Waltraud Hagenlocher ist Renningens erfolgreichste Behindertensportlerin und hält noch bis heute den ein oder anderen Rekord. Der Heimatverein Rankbachtal erinnert mit einer Sonderausstellung an ihre bemerkenswerte Karriere.

Renningen - An die Frau, die mit einem speziellen Rennrollstuhl und in einem Affentempo durch die Straßen der Rankbachstadt flitzte, kann sich Anneliese Schneider noch gut erinnern. „Man wusste, sie ist erfolgreich, aber dass sie dermaßen erfolgreich ist, war wohl keinem so recht bewusst“, sagt die Renningerin, die sich eingehend mit dem Werdegang von Waltraud Hagenlocher beschäftigt hat. Der Heimatverein Rankbachtal würdigt die erfolgreichste Behindertensportlerin der Stadt mit einer Sonderausstellung in der Begegnungsstätte Malmsheim, deren Bilder, Pokale, Medaillen sowie Sportgeräte allesamt aus dem Nachlass ihrer Familie stammen.

 

Die gebürtige Renningerin nahm insgesamt an fünf Paralympischen Spielen, einer Weltmeisterschaft, zwei Europameisterschaften, sechs Weltspielen für Behinderte im britischen Stoke Mandeville und etlichen weiteren Wettkämpfen auf nationaler und internationaler Ebene teil. Dabei war sie äußerst erfolgreich und holte im Laufe ihrer sportlichen Karriere sage und schreibe 43 Goldmedaillen, 30 Silber- und 18 Bronzemedaillen. 1980 wurde ihr auch die „Silbermedaille für den Behindertensport“ durch den damaligen Bundespräsidenten Karl Carstens verliehen – damals die höchste staatliche Auszeichnung für gehandicapte Athleten.

Medaillen in verschiedenen Sportarten

Bemerkenswert ist aber nicht nur die Medaillen-Ausbeute der Ausnahmeathletin, sondern auch ihre sportliche Vielseitigkeit. So brachte es Waltraud Hagenlocher fertig, gleich in mehreren Disziplinen wie Fünfkampf (Kugel, Speer, Diskus, Schwimmen und Rollstuhlschnellfahren), Basketball, Schlittenlanglauf oder Bogenschießen zu überzeugen. „Es ist schon unglaublich, dass sie nicht selten bei einer einzigen Veranstaltung Medaillen in verschiedenen Sportarten einfuhr”, befindet Schneider. Nebenbei stellte die Renningerin den ein oder anderen Rekord auf – einige haben sogar noch bis heute Bestand. So ist Hagenlocher unter anderem deutsche Rekordhalterin im Fünfkampf.

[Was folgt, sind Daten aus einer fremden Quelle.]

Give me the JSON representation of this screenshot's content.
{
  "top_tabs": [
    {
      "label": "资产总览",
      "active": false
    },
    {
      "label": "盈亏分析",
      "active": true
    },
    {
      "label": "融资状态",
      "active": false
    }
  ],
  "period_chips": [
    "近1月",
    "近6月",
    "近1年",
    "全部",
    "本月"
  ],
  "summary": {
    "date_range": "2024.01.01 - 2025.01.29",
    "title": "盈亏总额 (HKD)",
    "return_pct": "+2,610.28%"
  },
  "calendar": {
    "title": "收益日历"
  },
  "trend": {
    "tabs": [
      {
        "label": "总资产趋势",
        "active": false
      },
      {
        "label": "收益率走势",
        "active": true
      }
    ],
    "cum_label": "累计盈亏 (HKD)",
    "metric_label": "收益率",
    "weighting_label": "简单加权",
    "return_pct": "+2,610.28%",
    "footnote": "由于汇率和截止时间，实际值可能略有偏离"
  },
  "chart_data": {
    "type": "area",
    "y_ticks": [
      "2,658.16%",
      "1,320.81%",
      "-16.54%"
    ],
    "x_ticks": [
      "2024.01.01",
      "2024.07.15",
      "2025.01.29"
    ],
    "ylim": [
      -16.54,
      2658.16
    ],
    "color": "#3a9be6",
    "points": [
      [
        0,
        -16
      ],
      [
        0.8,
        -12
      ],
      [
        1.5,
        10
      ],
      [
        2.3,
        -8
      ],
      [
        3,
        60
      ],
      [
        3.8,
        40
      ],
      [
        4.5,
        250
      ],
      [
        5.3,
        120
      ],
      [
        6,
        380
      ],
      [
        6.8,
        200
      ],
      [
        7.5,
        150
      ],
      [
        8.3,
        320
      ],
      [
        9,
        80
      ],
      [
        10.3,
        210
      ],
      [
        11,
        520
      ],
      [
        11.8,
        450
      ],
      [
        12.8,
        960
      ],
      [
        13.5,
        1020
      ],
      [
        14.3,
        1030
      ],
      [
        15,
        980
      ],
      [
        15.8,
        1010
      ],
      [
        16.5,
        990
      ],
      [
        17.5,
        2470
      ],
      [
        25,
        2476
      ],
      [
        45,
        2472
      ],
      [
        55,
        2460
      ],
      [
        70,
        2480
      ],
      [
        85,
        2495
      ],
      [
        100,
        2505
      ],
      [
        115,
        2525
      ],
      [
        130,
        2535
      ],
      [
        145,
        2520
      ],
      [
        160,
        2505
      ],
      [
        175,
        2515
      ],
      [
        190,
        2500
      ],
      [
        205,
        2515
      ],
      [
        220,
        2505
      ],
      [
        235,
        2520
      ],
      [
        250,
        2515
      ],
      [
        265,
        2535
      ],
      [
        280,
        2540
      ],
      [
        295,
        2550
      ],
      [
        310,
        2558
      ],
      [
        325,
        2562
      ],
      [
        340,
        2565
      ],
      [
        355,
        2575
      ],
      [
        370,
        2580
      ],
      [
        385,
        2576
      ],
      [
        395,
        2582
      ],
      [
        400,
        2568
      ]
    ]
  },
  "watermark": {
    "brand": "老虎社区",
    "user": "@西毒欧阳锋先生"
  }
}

Zum Sport kam die gelernte Einzelhandelskauffrau, die mit fünf Geschwistern aufwuchs, erst nach einem schweren Schicksalsschlag. Im Alter von 21 Jahren erlitt sie eine plötzliche Querschnittslähmung unklarer Herkunft. „Bei der anschließenden Rehabilitation begann dann ihr Weg zur Leistungssportlerin”, berichtet Schneider. Noch im selben Jahr nahm sie erstmals an den Paralympischen Spielen in Tel Aviv teil, wo sie einen beachtlichen vierten Platz im Kugelstoßen erreichte.

Rollstuhlgerechte Wohnung im Pfarrtot

Dass Schneider die Frau als „Kämpferin” bezeichnet, kommt nicht von ungefähr. „Sie stammt aus einem einfachen Haus, und eine psychologische Unterstützung wie heute gab es damals für das junge Mädel sicherlich nicht”, sagt sie. Nicht einmal durch eine Erkrankung an Knochenkrebs, die mit der Amputation ihres linken Beines einherging, ließ sich die willensstarke Renningerin aus der Bahn werfen. Für sie wurde übrigens 1972 auf Veranlassung des damaligen Bürgermeisters Gottfried Bauer eine rollstuhlgerechte Wohneinheit im Pfarrtor gebaut.

Waltraud Hagenlocher, die lange Zeit als Technische Zeichnerin arbeitete und als Gemeinderätin der Freien Wähler die Stadtentwicklung voran trieb, erlag 2012 mit 67 Jahren ihrem Krebsleiden. „Ohne den Sport wäre sie vermutlich nicht so alt geworden”, mutmaßt Anneliese Schneider, die rückblickend von einer geselligen Frau berichtet, die bei ihren Trainingsrunden in den Straßen Renningens immer Zeit für einen netten Plausch fand.